What's significantly NOT in the deal is any mention of Ukraine paying back $350 billion in US wartime aid to Ukraine that Trump was insisting on when this was last publicly discussed (remember that embarrassing Oval Office interview streamed live to air for all the world to see). This, then, seems to have been a win for Ukraine, although of course Trump would never admit that publicly.
Specifically mentioned is that the deal should not hamper Ukraine's ambitions to join the EU. Ukraine already has a strategic partnership with the EU on raw materials, and the text of the deal acknowledges that and pledges that the US deal will not step on any European toes.
The wording of the deal is also distinctly more anti-Russian than the Trump administration usual employs (maybe the Trump-Putin bromance is petering out?) which will hearten Ukraine and its other allies. For example, for almost the first time, the deal calls out "Russia's full-scale invasion".
On the other hand, the deal as it stands also includes Ukraine's oil and gas, not just its strategically important rare earth minerals (in fact, Ukraine has hardly any rare earth minerals, certainly not as much as Trump thinks it does, but it does have significant reserves of natural gas, oil and coal - I guess someone explained that to him recently). This marks a step up from the US's previous ambitions, although the document states that the resources in question will technically stay "in Ukrainian ownership" (for what that's worth).
There are still no concrete security guarantees built into the deal, and technically the US could walk away from it at any time. Implicit in the agreement is the idea that the US would not want to walk away from it because it is in its own commercial interests.
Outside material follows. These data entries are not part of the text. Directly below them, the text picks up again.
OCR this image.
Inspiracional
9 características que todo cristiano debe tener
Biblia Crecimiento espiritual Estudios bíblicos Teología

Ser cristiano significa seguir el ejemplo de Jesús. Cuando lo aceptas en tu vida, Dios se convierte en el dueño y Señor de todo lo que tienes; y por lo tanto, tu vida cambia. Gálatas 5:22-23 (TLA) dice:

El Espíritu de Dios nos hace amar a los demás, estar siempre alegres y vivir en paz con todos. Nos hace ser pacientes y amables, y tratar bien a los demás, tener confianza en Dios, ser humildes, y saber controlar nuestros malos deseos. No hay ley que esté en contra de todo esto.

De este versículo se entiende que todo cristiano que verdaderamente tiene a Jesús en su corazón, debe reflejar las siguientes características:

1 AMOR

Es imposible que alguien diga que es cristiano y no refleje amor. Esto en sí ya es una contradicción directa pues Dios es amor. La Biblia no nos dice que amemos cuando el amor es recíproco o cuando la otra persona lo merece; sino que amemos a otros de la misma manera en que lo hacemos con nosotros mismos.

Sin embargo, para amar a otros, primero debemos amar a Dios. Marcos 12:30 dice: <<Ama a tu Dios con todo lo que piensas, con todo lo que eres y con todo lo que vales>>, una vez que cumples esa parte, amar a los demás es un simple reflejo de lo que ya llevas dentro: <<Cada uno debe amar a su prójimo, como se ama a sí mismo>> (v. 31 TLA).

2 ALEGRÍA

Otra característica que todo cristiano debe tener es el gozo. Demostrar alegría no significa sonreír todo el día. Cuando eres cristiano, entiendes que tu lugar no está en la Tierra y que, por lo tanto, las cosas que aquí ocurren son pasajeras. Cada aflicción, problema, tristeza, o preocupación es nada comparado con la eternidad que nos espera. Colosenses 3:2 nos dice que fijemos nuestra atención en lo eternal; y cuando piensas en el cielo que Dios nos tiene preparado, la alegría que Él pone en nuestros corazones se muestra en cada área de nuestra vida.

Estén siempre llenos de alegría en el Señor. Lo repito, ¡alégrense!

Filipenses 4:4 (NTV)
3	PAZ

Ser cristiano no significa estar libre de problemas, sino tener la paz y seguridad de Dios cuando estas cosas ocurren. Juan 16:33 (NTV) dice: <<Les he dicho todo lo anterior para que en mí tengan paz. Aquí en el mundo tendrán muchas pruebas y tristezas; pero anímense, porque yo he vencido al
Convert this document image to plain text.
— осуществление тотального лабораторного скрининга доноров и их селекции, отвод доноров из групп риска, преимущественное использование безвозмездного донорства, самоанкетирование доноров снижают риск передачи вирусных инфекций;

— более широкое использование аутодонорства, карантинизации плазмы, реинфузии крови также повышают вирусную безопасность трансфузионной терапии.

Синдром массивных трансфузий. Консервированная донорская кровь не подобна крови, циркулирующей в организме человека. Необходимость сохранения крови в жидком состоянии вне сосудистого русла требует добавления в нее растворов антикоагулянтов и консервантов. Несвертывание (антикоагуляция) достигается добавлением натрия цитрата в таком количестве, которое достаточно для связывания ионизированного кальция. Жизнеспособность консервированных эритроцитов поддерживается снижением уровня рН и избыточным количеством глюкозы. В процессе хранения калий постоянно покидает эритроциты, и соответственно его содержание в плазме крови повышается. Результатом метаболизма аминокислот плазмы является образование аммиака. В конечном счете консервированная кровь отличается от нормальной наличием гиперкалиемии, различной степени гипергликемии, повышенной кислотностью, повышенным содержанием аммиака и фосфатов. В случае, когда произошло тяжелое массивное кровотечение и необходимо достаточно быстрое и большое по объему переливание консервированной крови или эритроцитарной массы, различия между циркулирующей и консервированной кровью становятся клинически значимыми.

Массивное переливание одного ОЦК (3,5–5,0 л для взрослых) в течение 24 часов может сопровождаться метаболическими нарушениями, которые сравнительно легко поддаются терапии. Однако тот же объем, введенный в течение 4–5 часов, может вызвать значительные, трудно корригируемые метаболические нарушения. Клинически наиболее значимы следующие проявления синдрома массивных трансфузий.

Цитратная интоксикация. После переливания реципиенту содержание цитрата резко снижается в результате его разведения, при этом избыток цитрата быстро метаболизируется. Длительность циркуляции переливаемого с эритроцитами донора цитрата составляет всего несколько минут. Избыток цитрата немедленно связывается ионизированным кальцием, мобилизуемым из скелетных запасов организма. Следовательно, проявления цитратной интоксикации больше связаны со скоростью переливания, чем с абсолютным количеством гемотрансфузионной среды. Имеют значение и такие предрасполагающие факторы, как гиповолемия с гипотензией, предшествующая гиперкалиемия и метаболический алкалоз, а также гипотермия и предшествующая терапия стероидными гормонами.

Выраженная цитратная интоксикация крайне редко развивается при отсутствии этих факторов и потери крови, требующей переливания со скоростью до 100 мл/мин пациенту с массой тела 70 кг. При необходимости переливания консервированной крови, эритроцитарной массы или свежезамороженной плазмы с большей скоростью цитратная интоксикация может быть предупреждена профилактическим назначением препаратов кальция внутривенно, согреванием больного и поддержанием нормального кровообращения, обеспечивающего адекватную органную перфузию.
This is not a strong guarantee, but it may be the best that can be negotiated with this intransigent American administration.
Of course, the payback for Ukraine for giving away a share of its precious mineral wealth, is a renewed commitment of military assistance from the US. However, this is not spelled out in detail, and it will probably not be on the scale of Joe Biden's previous commitments, even if it is the whole raison d'etre for the deal as far as Ukraine is concerned.
One interesting element of the agreement (or at least of an additional "technical" deal that is proposed to accompany it) is that, for its first ten years, the USA will forego its share of the proceeds, which will be fully invested in Ukraine's economy, either in new projects or reconstruction. This seems very generous and un-Trumplike, so let's see whether it gets included in the final deal.
So, the deal represents a strange hybrid of the expected cynical realpolitik from the Trump administration, and something altogether more humanitarian and unexpected. Of course, coming from Trump's America, I really would not trust it to come to fruition or be upheld without a bunch more last minute changes.
I'm also very unsure about this kind of hard-negotiation arm-twisting in order to provide something that was freely given for years under the previous administration. Equating Ukraine's existential issues with commercial transactions and "filthy lucre" seems morally reprehensible somehow. But you can see why a desperate Ukraine might be tempted to agree to it, when their very existence is on the line.